Lucy, a quien su hermana mayor mandó que sacase un diccionario del armario, había traído dos, y no bien Barbara Pinkerton estampó la inscripción en el primero, Lucy, no sin cierta vacilación y con timidez visible, alargó el segundo.
—¿Para quién es éste, señorita Lucy? —preguntó con acento glacial la hermana mayor.
—Para Rebecca Sharp —respondió Lucy sonrojándose y con voz temblorosa—. Para Becky Sharp… que se va también…
—¡SEÑORITA LUCIA! —exclamó Barbara, apelando a su registro de voz más recio—. ¿Ha perdido usted el juicio? ¡Coloque el diccionario donde estaba, y nunca más vuelva a permitirse semejantes libertades!
—Son dos chelines y nueve peniques… y la pobrecilla Becky se sentirá muy desgraciada si haces con ella una excepción.
—Diga usted a la señorita Sedley que la estoy esperando —interrumpió Barbara.

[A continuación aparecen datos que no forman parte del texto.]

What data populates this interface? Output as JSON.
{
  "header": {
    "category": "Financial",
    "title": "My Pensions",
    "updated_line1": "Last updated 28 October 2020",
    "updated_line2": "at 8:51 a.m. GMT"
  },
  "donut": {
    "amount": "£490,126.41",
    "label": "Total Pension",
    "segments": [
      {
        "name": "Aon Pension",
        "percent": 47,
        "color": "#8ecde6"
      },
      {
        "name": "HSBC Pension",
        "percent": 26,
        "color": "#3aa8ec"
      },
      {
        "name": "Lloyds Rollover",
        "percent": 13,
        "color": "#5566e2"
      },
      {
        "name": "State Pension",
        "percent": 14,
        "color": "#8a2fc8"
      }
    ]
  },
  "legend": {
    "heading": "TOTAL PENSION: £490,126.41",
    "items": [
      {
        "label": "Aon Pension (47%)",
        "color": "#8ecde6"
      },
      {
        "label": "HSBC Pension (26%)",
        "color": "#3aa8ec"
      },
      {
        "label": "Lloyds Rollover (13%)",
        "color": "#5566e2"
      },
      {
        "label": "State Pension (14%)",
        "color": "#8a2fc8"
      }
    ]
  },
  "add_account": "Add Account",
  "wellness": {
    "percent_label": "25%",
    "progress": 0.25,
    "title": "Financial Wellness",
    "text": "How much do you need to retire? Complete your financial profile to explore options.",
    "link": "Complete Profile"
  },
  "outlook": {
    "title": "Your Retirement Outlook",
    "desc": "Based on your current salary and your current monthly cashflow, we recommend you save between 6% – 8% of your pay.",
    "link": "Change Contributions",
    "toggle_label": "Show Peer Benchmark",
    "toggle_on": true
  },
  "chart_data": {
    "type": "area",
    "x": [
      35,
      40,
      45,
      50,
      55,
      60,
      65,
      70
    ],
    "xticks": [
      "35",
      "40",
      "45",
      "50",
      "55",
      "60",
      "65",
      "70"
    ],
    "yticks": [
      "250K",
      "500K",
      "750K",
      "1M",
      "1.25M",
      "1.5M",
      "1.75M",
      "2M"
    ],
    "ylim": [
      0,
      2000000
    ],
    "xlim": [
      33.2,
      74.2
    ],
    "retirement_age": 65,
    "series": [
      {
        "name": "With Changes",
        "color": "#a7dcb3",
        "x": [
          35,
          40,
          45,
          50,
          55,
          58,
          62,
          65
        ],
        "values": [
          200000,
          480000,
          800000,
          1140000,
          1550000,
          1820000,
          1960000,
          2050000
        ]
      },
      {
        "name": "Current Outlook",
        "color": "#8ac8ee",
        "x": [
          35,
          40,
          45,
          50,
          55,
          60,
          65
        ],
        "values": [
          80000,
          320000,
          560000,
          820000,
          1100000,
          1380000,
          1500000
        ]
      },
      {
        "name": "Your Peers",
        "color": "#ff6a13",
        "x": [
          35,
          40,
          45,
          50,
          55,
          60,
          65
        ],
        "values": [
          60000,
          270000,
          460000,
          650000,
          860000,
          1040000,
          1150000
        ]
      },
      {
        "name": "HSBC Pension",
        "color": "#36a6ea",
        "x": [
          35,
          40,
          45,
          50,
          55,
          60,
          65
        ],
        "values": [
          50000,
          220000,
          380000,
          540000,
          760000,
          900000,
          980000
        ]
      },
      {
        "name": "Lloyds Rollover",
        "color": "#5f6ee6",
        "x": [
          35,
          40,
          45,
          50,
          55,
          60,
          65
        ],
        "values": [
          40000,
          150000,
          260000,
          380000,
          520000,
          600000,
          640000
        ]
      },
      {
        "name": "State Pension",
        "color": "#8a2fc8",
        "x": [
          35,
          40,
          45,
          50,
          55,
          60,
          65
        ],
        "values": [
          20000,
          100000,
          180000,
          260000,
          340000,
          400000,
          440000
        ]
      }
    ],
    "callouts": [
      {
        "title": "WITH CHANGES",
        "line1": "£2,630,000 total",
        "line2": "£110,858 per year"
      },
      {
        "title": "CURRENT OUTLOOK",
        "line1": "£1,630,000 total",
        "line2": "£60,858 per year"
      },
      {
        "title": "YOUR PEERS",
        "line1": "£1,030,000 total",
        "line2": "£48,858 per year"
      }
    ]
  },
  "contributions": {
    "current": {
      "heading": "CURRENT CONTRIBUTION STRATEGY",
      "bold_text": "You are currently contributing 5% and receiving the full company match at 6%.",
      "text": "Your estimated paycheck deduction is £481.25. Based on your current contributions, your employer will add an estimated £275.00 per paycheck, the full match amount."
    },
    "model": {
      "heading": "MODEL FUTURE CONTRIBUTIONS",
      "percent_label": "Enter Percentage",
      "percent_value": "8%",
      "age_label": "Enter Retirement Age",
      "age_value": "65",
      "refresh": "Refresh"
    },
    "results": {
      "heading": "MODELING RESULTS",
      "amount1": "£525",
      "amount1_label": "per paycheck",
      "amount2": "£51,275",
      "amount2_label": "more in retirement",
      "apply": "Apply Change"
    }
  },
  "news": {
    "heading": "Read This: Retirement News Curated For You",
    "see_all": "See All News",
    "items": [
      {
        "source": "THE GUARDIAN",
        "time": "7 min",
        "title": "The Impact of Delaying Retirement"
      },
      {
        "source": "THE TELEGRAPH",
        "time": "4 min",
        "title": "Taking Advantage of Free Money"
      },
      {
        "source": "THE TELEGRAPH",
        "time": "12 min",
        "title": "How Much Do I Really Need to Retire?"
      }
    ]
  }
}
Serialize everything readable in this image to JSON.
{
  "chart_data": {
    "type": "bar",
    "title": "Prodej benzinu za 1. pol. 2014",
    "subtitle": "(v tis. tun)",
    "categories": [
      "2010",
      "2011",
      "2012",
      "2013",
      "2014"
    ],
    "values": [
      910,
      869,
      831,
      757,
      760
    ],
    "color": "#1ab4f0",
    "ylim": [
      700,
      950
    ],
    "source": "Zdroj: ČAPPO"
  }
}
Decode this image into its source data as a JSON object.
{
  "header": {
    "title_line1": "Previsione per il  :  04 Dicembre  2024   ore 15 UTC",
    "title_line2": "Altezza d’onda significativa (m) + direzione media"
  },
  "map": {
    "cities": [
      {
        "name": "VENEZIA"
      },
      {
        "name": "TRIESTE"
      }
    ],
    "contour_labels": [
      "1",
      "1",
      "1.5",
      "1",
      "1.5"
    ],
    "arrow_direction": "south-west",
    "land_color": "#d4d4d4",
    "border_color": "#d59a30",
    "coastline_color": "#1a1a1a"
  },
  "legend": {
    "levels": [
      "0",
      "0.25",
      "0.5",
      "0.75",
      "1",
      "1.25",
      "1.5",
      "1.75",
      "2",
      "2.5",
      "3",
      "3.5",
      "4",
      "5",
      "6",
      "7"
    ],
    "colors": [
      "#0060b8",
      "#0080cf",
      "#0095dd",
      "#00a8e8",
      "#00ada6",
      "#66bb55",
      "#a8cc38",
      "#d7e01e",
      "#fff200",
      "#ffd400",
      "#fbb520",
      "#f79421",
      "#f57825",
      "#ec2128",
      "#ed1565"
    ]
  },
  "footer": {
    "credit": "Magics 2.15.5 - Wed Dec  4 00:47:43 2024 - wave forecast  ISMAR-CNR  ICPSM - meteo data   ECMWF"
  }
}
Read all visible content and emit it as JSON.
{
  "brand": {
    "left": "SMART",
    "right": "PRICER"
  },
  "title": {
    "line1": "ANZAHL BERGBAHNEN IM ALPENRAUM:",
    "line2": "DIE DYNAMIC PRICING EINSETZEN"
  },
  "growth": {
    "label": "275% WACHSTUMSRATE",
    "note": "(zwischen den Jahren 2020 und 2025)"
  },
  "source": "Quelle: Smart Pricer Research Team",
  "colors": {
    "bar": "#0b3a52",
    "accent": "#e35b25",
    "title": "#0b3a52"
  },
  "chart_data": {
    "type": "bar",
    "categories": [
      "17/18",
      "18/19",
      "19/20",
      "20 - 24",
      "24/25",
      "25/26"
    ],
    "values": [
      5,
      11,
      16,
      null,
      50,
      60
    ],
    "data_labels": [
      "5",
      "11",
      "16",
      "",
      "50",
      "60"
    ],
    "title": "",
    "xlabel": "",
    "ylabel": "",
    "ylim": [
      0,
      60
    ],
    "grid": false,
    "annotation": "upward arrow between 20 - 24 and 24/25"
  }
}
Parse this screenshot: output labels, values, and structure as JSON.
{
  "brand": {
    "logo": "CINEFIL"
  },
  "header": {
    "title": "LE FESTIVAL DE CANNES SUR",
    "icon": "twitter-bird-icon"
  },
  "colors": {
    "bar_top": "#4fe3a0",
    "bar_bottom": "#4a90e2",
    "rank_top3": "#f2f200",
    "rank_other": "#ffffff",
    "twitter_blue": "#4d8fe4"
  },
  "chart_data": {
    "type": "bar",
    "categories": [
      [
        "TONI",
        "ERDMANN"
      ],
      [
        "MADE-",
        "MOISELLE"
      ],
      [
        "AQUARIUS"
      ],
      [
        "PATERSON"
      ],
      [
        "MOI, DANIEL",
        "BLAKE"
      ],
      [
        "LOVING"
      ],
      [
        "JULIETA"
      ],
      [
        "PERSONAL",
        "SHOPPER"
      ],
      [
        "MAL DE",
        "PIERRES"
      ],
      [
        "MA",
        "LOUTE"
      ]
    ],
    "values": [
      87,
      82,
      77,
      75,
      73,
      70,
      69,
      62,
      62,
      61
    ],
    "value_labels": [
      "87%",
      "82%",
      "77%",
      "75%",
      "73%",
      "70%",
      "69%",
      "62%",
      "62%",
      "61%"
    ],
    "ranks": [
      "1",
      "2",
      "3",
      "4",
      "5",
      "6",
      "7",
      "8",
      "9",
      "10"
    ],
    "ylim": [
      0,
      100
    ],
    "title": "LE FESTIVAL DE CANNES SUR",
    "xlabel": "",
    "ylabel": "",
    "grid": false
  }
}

La pobre Lucy, sin valor para decir una palabra más, salió corriendo, disgustada y nerviosa.
Era Amelia Sedley la hija de un comerciante de Londres, de posición más que desahogada, al paso que Rebecca Sharp, era la colegiala gravosa, por la cual la señorita Pinkerton había hecho demasiado, así al menos lo creía ella, y debía salir altamente agradecida del colegio, aunque no le fuera dispensado el alto honor de regalarle el diccionario.
Aunque las cartas de las directoras de colegios merecen la misma fe que los epitafios que leemos en los cementerios, de la misma manera que alguna vez abandona este mundo una persona merecedora de todas las alabanzas que el marmolista talla sobre sus huesos, una persona que es excelente cristiano, padre ejemplar, hijo modelo, esposa o marido fiel, que deja verdaderamente una familia desconsolada que llorará eternamente su pérdida, así también en los colegios o academias de uno y otro sexo sucede de vez en cuando que sale un alumno digno de las alabanzas que le prodiga su desinteresado director. Uno de estos casos verdaderamente excepcionales era Amelia Sedley, la cual no sólo merecía cuantas alabanzas prodigó Barbara Pinkerton en la carta dirigida a sus padres, sino que atesoraba mil otras cualidades hermosísimas que la pomposa Minerva no podía ver a causa de las diferencias de categoría y de edad que entre ella y su discípula mediaban.